Continuo. Como chefe da fundação Palmares, ele coloca um negro racista, dando uma mensagem clara de que o problema do racismo no Brasil está na cabeça do negro que fica cheio de “mimimi” em vez de trabalha e ganhar seu dinheiro. Ai, gente, por favor, não vou nem entrar aqui no quesito falta de oportunidade, violência contra os negros, etc porque nós já estamos carecas de saber disso. Quem não sabe, leia Djamila Ribeiro – Lugar de fala – e se informe.
Para se furtar da pecha de misógino, Bolsonaro traz uma mulher extremamente machista para Ministério da Mulher, da Família e sei lá mais o quê. Damares, que não só não ajuda as causas urgentes das mulheres, mas atrapalha quando diz que “meninos vestem azul e meninas vestem rosa”. Vou ficar com esse exemplo, pois é mais emblemático e eu não quero polemizar nos quesitos contraceptivos e aborto.
Para mim, eles se assemelham nessa deturpação de que, dentro de um discurso pronto, trabalhado para colar nas pessoas que não estão atentas a tais manipulações, terminam por direcionar o pensamento coletivo para outro lugar, onde as obviedades são modificadas, onde o que parece ser certo causa um mal danado a muita gente. Quantas vezes o Arthur deixou o Paulo André, Douglas e Scooby com fama de injustos, encrenqueiros, gente do mal, só manipulando o discurso, colocando palavras e conceitos deturpados do que os garotos haviam feito ou dito? Eu vi várias.
Quantas vezes Bolsonaro, para justificar sua despreocupação com a vida dos Brasileiros, usou a palavra LIBERDADE para induzir as pessoas a não usarem máscaras e a não cumprirem o isolamento social que ele mesmo descumpriu reiteradas vezes?

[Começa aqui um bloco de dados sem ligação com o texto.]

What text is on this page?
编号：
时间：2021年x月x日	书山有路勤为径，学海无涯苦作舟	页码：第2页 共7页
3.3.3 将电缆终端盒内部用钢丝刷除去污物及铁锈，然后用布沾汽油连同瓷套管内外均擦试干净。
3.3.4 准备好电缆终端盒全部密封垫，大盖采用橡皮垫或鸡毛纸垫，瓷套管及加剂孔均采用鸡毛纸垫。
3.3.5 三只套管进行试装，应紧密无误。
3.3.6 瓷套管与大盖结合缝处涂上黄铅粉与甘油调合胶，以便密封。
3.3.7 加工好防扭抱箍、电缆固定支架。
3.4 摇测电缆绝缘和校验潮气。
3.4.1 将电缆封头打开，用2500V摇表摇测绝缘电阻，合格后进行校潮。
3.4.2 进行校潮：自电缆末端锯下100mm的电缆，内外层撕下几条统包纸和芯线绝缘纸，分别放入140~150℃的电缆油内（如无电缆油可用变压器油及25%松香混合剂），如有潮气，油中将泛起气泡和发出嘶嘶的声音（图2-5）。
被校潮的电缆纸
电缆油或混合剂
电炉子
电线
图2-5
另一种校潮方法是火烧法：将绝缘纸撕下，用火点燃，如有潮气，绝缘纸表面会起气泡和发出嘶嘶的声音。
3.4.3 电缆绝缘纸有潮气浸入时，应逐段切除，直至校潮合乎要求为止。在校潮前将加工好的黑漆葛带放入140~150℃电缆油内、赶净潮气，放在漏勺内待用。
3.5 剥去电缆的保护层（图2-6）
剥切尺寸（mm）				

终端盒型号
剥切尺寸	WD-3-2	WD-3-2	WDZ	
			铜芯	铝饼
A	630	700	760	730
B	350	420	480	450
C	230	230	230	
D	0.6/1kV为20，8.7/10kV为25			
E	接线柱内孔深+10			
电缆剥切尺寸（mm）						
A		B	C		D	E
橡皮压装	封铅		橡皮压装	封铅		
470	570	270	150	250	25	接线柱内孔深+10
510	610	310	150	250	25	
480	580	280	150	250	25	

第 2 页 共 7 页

Bem longe de mim achar que as crueldades do presidente são iguais às atitudes de Arthur. Não acho que o segundo seja uma pessoal má a esse ponto, mas concordo com Jesuíta que é preciso que esse Brasil escamoteado, esse Brasil deturpado, esse Brasil que olha somente pra si, esse Brasil que se vitimiza ao contrário, esse que se sente refém do politicamente correto, esse Brasil chato, que questiona a nossa inteligência, que nos engana, que manipula em benefício próprio. Esse Brasil mesquinho, raso e daninho, esse Brasil, sem dúvida, precisa acabar.
Gosto de Arthur como ator, mas pena que o Arthur ganhou, tomara que o Bolsonaro não ganhe. E espero que essa encenação ruim de Brasil acabe.